Selon le Tages-Anzeiger , la direction de l’Ecole polytechnique fédérale de Zurich (EPFZ) sait qui des trois personnes impliquées dans le plus grand cas de fraude scientifique de son histoire a falsifié des données de recherche fondamentale en chimie. Il s’agirait du candidat au doctorat de chimie qui a obtenu son titre sur la base des résultats manipulés. Il a quitté l’EPFZ depuis longtemps et travaille actuellement comme analyste financier auprès d’UBS. Porte-parole de l’EPFZ, Roman Klingler a déclaré: «Pour des raisons juridiques, il ne m’est pas possible de commenter ce cas. Le Tribunal administratif fédéral, dans une mesure superprovisionnelle, interdit toute information à ce sujet.»
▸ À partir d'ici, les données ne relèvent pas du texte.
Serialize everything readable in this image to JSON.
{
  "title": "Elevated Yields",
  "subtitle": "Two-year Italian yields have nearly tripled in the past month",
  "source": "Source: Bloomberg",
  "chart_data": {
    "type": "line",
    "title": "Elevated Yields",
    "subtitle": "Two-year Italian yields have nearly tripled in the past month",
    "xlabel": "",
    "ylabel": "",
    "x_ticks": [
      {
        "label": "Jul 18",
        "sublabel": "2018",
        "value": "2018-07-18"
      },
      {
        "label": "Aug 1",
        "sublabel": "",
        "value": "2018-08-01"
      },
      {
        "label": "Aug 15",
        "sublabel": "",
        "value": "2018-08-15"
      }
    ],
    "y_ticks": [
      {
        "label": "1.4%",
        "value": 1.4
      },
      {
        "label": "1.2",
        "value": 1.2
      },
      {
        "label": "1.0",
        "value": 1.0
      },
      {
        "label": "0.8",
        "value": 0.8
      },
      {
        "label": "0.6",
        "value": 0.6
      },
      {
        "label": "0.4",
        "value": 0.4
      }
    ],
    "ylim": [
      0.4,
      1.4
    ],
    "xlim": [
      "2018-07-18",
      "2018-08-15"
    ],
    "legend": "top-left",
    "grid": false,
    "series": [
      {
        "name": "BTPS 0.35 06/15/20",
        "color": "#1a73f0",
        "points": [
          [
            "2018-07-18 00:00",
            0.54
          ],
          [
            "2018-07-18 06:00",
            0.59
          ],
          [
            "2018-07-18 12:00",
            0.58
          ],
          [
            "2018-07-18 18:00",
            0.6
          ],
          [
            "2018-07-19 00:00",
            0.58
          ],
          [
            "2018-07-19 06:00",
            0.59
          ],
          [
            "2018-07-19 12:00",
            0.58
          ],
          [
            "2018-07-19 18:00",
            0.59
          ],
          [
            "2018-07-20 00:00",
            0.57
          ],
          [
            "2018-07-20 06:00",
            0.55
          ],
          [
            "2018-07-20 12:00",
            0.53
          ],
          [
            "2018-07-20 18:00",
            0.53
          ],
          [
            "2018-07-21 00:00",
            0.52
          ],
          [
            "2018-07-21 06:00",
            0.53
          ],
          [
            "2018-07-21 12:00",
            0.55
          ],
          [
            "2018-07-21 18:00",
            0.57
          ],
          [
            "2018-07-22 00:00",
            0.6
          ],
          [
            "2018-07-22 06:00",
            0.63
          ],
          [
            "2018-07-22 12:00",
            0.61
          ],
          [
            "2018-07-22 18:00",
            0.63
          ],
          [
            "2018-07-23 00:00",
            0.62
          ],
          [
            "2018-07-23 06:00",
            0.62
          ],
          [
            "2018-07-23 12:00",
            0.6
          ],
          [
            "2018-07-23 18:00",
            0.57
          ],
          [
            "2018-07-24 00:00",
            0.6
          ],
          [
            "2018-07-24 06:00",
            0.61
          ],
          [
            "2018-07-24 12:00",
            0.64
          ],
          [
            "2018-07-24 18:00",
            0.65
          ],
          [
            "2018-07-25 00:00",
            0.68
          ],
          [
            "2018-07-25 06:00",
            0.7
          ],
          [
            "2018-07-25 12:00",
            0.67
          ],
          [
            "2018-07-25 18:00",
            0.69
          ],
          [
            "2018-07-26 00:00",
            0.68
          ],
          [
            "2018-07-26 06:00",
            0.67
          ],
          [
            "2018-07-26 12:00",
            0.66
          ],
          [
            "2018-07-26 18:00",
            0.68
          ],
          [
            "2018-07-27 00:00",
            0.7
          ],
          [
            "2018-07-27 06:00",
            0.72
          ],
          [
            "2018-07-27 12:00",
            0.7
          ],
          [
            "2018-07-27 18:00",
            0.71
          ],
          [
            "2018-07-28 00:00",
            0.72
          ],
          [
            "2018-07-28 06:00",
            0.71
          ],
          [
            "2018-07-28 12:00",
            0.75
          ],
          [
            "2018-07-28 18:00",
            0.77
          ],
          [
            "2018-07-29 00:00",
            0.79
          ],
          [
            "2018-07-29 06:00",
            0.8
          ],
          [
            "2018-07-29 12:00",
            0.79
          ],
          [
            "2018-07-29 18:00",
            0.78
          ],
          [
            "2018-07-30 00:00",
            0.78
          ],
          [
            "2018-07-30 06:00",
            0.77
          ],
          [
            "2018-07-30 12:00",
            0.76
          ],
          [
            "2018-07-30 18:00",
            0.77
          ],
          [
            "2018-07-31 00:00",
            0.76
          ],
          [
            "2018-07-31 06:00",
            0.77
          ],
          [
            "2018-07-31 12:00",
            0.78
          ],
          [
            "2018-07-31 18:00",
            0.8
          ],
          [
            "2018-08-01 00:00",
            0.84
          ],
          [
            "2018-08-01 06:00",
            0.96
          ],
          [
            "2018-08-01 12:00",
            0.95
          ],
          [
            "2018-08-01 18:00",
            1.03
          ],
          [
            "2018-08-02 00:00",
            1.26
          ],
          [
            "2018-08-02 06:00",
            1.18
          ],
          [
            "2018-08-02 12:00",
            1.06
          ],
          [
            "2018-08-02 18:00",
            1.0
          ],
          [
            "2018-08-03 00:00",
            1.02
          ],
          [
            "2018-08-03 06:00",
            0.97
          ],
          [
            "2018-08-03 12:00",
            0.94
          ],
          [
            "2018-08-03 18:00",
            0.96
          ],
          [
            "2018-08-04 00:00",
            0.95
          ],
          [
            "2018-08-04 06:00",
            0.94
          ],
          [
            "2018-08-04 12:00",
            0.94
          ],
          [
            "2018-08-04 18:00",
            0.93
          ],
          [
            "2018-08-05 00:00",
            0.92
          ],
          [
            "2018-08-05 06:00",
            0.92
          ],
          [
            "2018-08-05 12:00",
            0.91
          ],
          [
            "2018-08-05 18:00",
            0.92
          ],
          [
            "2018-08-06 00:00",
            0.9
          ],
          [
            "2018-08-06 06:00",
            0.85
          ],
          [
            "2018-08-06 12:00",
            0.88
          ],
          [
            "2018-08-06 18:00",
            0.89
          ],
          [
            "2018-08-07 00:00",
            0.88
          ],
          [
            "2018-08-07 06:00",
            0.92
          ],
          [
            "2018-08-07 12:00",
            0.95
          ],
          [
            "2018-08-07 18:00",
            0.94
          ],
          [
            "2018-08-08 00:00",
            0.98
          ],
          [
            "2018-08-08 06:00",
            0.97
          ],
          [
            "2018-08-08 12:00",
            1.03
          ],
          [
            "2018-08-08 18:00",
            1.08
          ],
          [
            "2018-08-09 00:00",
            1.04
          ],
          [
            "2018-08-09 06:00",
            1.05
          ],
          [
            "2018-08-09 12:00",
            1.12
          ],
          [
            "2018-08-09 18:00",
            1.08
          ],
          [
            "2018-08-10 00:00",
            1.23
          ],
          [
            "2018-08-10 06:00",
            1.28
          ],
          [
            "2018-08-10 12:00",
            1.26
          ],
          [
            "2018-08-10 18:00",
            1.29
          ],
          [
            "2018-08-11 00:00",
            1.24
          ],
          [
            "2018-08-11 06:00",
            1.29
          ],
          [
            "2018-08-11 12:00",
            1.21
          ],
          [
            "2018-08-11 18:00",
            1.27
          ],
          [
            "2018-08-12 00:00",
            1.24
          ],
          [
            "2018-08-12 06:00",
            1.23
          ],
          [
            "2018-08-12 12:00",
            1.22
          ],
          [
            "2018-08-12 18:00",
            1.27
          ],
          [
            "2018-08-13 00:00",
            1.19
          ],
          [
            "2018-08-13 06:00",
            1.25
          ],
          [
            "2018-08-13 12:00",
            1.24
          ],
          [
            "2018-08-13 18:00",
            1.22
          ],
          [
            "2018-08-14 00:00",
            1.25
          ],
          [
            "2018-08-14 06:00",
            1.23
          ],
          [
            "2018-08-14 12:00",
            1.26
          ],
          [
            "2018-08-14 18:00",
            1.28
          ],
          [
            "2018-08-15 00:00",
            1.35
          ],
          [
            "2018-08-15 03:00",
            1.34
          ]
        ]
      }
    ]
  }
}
Professeur responsable de la recherche à l’époque des faits, en 1999 et 2000, Peter Chen a remis lundi son mandat de vice-président de l’EPFZ pour ne pas nuire à la réputation de l’institution. Il est en effet dans cette fonction responsable de la qualité de la recherche. Soupçonnant des irrégularités, il a lui-même en janvier 2009 demandé à la direction de mettre sur pied une commission d’experts composée de trois professeurs extérieurs et de deux professeurs de l’établissement. La commission est arrivée à la conclusion que certaines expériences – liées à l’analyse structurale spectroscopique de radicaux d’hydrocarbure – avaient été truquées pour arriver aux résultats voulus.

La manipulation est avérée, mais les trois personnes entrant en ligne de compte ont chacune nié toute responsabilité. De plus, les carnets de laboratoire et les données brutes ont mystérieusement disparu. Selon le rapport de la commission d’experts que le Tages-Anzeiger s’est procuré, seul le candidat au doctorat a pu manipuler les données. Aucun autre chercheur ayant accès à l’ordinateur où ont été effectuées les mesures contestées n’avait les connaissances nécessaires pour falsifier les données. La commission a demandé à l’auteur de la thèse de doctorat de retirer son travail, ce qu’il a fait dans un premier temps, avant de revenir sur sa décision. Dans une procédure juridique encore en cours, l’EPFZ doit décider si elle lui retire son titre de docteur.

Procédure claire

L’EPFZ a fixé depuis 2004 la procédure à suivre en cas de soupçon de fraude scientifique. Une personne de confiance externe à l’institution examine les cas qui lui sont soumis. Occupant cette fonction depuis 2007, le professeur honoraire Werner Bächtold est peu sollicité et n’a jamais été saisi d’un véritable cas de fraude. «La plupart du temps, je suis consulté dans des conflits concernant les auteurs d’une publication. J’ai eu à m’occuper de quatre cas de plagiat, mais c’étaient des travaux de chercheurs de l’EPFZ qui avaient été copiés.» Il estime que les manipulations de données sont extrêmement rares: «Je ne crois pas qu’il y ait beaucoup de cas non découverts. Les plagiats, en revanche, sont un problème bien plus grand.»

L’EPF de Lausanne a des directives sur l’intégrité dans la recherche depuis 2006. Nommé en juin 2009, son ombudsman à la recherche, Bernard Rossier, ancien doyen de la Faculté de médecine de l’Université de Lausanne, relevait dans un communiqué de l’EPFL que «les grandes fraudes, comme l’invention pure et simple de données, sont rares».